Think well. FEEL GOOD. Transform spaces.
“It is an obvious neurological fact that before you can experience any event, you must process it with your mind and give it meaning. You must understand what is happening to you before you can feel it.“
Feeling Good: The New Mood Therapy, David D. Burns M.D.
Feel good to do good. I thought about that as I stood in front of Lee’s Market on a sunny, December afternoon to reflect. I knew Mr. Lee only in passing and as a preteen, his store was a bookend staple, a generic outpost to buy the basics. Toiletries, meat, baseball caps, even pig’s feet if you indulged. I knew Mr. Lee in literal passing having sped past his store fleeing a knife-point confrontation. But I hadn’t seen Mr. Lee since the mid-1980s. He’s passed on since then and now his son runs the small all-purpose market that doubles as a Carniceria.
His son had to tell me how the community supported the store when civil unrest following the Rodney King riots threatened to tear Los Angeles apart. Now both grown men and slightly past middle age, the younger Mr. Lee (son of the original store owner) took a selfie with me as we talked about the neighborhood and how it’s changed. What I left the conversation with though was questions: What brought the Lee family to America from Korea? Did the elder Lee ever dream that his store would boast more than four decades of serving a community that did not resemble him? Could he have imagined how that community would come to love and protect his investment? How did Mr. Lee weather the storm of tensions between the Black and Korean communities? But the greatest question I have now is, “What did it mean to Mr. Lee to own a store in the heart of South Central Los Angeles?”
The store seemed to never close and though I do not remember witnessing any anti-Asian rhetoric or behavior, I am certain there were moments when he may have been disparaged. But what is it that subsumes anger, doubt, vengefulness, and fear? Whatever the Lee family possessed, I lack, and my own deficit is often revealed by life’s ambushes. As I give meaning to events, they often become monolithic, representative of one singular theme. Seeing an event one way can paralyze or limit the ability to respond.
Overcoming self-defeating emotions
An illustration might be useful here. I recently encountered a road rage episode in which a man was triggered by me honking my horn at him. He changed lanes into mine nearly hitting my car but my tap of the horn ignited a barrage of racial epithets, spitting, and profanity from him. We were at a stoplight initially but when the light turned green, the irate driver did not move. He impeded us until I changed lanes and then he serpentined cutting us off purposely every time we tried to get away from the scenario. Almost from the point of insult, I had begun shifting into a Fight mindset. I was preparing myself for the worst case, that he could be armed, intoxicated enough to ram us with his vehicle, or willing to call like-minded friends to assault me and my wife. Effectively, I was preparing to eliminate this man before he could harm us. Ultimately, the engagement ended when I listened a bit more to my wife and decided to run a red light so that we were not sitting at another traffic signal next to this guy.
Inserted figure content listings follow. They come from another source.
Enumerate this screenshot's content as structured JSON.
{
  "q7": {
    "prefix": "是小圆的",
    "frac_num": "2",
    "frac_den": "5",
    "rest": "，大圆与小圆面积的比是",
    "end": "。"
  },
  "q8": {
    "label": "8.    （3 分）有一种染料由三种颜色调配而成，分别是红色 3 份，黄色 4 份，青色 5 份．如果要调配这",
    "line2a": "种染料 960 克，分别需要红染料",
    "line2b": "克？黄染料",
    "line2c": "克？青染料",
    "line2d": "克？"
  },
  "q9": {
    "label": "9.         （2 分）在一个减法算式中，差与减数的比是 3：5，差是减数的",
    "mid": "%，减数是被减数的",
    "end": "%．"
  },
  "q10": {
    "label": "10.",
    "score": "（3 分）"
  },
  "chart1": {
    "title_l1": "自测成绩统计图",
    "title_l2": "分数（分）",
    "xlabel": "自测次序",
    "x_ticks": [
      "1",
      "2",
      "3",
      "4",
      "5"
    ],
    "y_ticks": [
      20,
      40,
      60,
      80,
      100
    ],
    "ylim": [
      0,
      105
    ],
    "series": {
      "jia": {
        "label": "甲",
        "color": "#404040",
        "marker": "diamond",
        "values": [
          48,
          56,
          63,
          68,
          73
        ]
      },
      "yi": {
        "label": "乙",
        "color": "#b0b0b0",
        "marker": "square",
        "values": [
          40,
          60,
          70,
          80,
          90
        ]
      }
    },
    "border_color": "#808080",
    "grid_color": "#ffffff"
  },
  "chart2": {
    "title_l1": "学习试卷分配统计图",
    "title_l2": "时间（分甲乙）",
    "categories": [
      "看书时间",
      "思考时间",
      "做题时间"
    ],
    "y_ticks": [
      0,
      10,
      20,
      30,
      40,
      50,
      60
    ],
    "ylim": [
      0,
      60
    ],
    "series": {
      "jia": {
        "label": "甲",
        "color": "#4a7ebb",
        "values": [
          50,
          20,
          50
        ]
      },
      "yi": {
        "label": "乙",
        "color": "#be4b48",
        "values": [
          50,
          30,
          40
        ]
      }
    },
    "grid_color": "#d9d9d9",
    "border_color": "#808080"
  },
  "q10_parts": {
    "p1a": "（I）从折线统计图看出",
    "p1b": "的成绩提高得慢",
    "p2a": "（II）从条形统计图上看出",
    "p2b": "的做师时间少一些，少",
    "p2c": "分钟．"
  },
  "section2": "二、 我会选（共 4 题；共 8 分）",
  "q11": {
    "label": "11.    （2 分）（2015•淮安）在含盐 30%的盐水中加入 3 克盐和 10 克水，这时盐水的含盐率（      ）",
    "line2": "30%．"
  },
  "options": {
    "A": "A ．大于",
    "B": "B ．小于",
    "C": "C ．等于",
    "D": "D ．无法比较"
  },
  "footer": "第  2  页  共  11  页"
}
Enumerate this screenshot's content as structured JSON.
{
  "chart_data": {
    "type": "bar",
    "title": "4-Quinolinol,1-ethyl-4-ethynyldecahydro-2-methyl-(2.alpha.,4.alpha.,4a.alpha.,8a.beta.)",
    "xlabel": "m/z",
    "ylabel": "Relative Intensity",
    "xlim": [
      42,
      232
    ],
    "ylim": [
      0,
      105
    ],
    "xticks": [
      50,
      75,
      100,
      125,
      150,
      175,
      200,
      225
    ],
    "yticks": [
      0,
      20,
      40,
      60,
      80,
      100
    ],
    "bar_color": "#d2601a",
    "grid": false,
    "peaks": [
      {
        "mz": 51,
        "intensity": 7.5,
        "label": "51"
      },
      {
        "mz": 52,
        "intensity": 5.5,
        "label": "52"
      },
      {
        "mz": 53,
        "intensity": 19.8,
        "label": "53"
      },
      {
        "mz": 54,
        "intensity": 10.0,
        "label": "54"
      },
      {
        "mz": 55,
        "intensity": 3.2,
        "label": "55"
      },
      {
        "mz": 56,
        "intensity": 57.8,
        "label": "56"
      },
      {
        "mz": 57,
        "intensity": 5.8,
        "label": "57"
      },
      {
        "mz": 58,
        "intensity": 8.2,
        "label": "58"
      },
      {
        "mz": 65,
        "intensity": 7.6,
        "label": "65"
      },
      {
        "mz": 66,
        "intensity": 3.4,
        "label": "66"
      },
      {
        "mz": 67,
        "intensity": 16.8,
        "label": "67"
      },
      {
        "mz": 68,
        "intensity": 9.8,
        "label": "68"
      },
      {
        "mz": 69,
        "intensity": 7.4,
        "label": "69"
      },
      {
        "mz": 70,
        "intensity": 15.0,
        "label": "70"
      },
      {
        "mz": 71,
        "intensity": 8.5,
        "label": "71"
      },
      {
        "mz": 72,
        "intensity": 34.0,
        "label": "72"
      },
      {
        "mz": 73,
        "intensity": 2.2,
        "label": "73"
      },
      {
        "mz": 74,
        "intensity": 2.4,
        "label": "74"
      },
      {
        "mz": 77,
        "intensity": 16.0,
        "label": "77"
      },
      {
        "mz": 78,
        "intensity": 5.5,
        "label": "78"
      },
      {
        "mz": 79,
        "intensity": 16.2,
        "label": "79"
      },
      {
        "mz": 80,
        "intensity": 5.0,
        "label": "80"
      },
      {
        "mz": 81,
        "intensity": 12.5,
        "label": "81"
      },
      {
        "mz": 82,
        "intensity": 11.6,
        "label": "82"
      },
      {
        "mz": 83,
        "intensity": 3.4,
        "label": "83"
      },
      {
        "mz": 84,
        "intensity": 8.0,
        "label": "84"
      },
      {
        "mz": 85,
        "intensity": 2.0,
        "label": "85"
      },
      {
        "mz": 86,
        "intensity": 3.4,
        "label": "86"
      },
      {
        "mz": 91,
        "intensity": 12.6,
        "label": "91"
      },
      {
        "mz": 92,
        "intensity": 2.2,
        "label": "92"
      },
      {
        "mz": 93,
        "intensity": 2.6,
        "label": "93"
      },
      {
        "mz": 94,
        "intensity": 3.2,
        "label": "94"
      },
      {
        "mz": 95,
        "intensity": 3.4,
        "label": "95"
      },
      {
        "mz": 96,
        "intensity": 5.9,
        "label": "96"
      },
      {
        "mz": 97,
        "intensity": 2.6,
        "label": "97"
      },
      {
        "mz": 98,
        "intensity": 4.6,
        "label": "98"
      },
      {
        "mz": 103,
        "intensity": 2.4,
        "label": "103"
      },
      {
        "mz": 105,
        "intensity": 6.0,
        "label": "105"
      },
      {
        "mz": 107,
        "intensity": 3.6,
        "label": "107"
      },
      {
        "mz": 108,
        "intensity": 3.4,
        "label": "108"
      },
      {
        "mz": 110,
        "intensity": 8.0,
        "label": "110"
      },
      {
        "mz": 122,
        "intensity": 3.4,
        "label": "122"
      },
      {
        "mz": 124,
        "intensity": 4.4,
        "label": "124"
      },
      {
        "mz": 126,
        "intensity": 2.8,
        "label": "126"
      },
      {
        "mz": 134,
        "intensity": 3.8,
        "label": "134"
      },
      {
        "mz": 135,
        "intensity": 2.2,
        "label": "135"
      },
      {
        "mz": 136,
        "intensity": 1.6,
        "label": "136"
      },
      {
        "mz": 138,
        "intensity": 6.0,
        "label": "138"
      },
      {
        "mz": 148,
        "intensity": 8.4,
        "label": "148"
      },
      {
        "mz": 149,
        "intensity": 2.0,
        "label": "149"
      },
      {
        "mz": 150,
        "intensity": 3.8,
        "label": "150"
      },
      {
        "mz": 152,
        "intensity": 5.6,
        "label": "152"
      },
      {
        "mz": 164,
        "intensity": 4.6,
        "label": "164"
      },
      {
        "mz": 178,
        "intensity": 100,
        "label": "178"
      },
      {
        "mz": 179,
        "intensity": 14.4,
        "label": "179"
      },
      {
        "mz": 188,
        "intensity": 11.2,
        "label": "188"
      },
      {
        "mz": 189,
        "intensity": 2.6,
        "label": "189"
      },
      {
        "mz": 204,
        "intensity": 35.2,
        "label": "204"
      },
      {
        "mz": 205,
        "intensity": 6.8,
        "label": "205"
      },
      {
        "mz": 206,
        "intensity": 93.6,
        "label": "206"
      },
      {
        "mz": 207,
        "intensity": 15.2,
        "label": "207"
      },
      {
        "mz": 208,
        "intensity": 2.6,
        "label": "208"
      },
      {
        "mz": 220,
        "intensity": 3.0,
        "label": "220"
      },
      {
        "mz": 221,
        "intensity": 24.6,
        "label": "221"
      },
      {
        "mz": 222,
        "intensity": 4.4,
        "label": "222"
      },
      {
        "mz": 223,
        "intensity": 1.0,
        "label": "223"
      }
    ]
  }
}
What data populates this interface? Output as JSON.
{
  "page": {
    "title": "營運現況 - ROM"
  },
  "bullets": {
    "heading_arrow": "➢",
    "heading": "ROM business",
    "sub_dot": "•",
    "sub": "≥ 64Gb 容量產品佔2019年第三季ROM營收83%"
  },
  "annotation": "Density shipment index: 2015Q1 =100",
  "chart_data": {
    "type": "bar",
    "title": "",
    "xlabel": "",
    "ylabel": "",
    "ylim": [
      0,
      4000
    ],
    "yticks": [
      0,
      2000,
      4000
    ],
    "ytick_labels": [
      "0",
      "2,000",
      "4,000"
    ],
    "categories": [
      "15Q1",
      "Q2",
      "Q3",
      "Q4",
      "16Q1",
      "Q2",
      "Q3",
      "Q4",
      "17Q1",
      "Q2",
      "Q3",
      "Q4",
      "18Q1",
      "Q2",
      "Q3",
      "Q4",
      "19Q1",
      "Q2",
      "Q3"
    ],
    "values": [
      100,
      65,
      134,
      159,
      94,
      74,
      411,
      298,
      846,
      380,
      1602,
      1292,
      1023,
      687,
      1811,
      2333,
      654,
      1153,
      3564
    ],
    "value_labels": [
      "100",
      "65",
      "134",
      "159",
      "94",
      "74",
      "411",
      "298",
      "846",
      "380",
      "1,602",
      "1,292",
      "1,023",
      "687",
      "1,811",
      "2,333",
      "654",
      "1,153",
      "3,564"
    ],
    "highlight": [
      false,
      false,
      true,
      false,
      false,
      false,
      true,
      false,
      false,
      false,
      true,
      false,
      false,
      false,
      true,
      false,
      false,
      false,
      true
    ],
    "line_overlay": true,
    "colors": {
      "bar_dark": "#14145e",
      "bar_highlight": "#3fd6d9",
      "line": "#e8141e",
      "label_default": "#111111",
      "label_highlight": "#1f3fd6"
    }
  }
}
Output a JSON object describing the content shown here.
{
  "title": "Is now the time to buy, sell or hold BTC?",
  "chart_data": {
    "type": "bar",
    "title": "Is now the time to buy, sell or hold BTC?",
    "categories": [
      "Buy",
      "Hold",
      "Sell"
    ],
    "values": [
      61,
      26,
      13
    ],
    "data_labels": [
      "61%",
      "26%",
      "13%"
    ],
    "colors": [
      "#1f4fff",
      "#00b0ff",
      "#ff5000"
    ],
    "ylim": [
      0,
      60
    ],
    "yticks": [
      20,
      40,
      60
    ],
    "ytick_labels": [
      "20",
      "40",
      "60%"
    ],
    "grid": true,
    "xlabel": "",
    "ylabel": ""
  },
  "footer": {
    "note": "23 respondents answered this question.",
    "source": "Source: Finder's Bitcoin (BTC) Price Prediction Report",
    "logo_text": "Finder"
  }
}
It would be hard for the average person not to process my road rage event as a threat. But it’s the way one manages their thinking post-threat that determines whether adversity remains a moment or becomes a banner. Overgeneralizing is a cognitive distortion from which I suffer and in this dysfunctional way of thinking, the negative experience becomes the rule of your life. I have had my share of confrontations with racism but I am learning that “…the negative thoughts that flood [my] mind are the actual cause of [my] self-defeating emotions. These thoughts are what keep [me] lethargic and make [me] feel inadequate (Burns, 1981).”
One thing I’m leery of is when people discount the narratives of others. We never fully know the suffering of someone else. That said, Lee’s Market on 48th Street and Avalon Boulevard has become a point of curiosity in the understanding of self-leadership. We have to feel good where we live and work and that feeling begins with thinking. In the 1980s, Mr. Lee served the needs of people in a food desert, earned their trust and respect, and created a Legacy that his son would later continue. Likely motivated to make a better life for his family, he learned that being open seven days a week and providing essential products to people established a bond with his neighbors that was stronger than his opponents. There is something you endeavor to do today. Make sure you feel good enough to get it done.